Skip to main content
Twenty-fifth Sunday in Ordinary Time

Throughout his ministry, Jesus told parables which painted a portrait of his Father. Who better to describe him than God the Son, the second person of the Trinity, made man? In last week’s story the Father appeared as the king who forgave a huge debt but expected its recipient to do likewise. This week he is a landowner, hiring labourers and giving them all the same wage.

The Greeks and Romans had gods who reflected images of themselves. Jesus wanted to show his people that God does not act according to human thinking: he loves sinners and is waiting eagerly for them to come home to him.

The labourers who had come first were resentful of the ones who had come even at the eleventh hour and were paid the same.

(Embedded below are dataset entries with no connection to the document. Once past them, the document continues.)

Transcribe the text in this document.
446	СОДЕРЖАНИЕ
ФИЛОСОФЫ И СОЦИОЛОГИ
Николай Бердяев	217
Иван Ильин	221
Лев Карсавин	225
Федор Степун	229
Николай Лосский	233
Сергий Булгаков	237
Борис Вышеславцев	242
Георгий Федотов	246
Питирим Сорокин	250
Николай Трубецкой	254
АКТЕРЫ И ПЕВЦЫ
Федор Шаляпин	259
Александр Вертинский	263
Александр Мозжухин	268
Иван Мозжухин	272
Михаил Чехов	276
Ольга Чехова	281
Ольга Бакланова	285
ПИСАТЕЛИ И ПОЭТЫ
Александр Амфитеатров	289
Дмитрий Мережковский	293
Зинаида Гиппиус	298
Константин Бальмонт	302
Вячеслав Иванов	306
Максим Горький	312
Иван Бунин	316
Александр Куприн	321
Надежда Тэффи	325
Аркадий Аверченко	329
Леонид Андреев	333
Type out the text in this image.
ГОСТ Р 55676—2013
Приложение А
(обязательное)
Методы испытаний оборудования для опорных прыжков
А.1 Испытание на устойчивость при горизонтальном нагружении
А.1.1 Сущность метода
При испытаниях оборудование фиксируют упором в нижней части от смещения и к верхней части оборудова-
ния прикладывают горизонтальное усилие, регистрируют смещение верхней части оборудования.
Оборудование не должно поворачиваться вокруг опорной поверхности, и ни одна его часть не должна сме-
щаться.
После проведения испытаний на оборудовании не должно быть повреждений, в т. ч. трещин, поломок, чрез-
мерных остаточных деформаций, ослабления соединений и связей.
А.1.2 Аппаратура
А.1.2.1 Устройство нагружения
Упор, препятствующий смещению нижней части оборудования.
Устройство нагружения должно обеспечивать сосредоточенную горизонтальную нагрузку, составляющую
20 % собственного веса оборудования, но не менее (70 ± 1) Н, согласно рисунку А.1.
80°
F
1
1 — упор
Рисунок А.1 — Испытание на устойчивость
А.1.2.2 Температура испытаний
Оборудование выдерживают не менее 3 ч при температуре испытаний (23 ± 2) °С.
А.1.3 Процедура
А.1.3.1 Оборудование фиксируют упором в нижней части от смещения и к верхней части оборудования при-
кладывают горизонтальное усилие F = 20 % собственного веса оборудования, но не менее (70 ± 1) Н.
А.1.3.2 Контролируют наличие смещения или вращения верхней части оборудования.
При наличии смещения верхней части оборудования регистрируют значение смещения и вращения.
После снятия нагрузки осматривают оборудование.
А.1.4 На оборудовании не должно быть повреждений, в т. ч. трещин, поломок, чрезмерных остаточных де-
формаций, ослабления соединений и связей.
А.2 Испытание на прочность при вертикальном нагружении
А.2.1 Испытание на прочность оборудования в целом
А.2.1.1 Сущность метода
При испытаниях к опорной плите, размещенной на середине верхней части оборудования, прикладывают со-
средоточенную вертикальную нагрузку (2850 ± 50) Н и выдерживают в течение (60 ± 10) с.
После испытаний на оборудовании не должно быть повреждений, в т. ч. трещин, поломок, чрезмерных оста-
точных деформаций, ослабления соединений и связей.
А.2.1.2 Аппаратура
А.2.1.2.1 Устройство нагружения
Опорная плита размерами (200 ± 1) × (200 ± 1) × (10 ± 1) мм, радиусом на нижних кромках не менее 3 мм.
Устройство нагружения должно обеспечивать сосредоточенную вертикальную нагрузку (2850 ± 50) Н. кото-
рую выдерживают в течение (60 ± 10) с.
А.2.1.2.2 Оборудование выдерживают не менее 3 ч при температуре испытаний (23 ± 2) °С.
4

God’s love, however, does not perform according to human justice but divine mercy. Resentment is an emotion that is corrosive and leads nowhere. In A day in the life of Ivan Denisovich by Alexander Solzhenitsyn, the protagonist Ivan is a prisoner in a gulag, living in extremely harsh conditions. Instead of self-pity, however, he makes the best of his situation: he works hard at well-paid tasks, he gets extra soup at lunch, he shares in a food package for rendering a service and he smuggles some metal into the camp which he will use as a tool. In his view his day has been well spent.

We all have a unique relationship with God and he has gifted each one of us for a particular service. We are not in competition with one another, for we are all loved as precious individuals.